Sumber hukum ini (Marsalah Mursalah) termasuk sumber hukum yang masih dipertentangkan diantara ulama ahli fiqh. Golongan madzhab hanafi dan Syafi’I tidak menganggap Mashlahat Mursalah ini sebagai sumber hukum yang berdiri sendiri, dan memasukkannya kedalam bab (kategori) qiyas.

2.      Objek Mashlahah Mursalah
Dengan memperhatikan beberapa penjelasan diatas dapat diketahui bahwa lapangan Mashlahah Mursalah selainyang berlandaskan pada hokum syara’ secara umum, juga harus diperhatikan adat dan hubungan antara satu manusia dengan yang lain. Lapangan merupakan pilihan utama untuk mencapai kemashlahatan.
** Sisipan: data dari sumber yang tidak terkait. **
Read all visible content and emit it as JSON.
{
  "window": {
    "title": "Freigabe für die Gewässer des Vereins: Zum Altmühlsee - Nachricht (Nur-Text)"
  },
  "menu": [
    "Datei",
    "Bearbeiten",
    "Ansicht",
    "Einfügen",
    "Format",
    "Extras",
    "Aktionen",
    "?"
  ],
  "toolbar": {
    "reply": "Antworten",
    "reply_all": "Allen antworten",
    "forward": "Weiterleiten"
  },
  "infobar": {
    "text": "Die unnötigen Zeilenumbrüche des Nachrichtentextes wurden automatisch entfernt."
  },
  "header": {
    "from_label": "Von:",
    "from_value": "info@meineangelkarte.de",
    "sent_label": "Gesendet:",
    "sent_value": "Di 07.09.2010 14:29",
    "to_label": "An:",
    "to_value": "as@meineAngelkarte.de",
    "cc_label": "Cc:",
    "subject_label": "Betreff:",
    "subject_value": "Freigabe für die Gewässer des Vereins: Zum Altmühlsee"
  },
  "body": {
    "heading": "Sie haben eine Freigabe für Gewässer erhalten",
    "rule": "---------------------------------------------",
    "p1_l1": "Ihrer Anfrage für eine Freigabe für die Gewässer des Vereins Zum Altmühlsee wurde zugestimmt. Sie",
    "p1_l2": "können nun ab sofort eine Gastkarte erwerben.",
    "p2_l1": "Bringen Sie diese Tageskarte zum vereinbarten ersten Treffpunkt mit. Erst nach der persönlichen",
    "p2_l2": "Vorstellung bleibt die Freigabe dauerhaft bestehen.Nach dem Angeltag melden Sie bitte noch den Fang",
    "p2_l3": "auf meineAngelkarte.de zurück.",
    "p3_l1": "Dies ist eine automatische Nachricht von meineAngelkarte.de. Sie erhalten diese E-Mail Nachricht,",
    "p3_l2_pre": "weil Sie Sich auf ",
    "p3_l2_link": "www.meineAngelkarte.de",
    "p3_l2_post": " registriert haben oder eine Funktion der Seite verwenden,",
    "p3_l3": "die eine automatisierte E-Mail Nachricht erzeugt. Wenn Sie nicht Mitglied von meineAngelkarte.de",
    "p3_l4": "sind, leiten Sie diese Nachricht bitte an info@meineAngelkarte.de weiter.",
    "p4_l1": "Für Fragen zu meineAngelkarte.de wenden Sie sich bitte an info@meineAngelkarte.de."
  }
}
Sengan demikian, segi ibadah tidak termasuk dalam lapangan tersebut.
Secara ringkas, dapat dikatakan bahwa Mashlahah Mursalah itu difokuskan terhadap lapangan yang tidak terdapat dalam Nash; baik dalam Al- Qur’an maupun As-Sunnah yang menjelaskan hukum-hukum yang ada penguatnya melalui I’tibar. Juga di fokuskan pada hal-hal yang tidak didapatkan adanya ijma atau qiyas yang berhubungan dengan kejadian tersebut.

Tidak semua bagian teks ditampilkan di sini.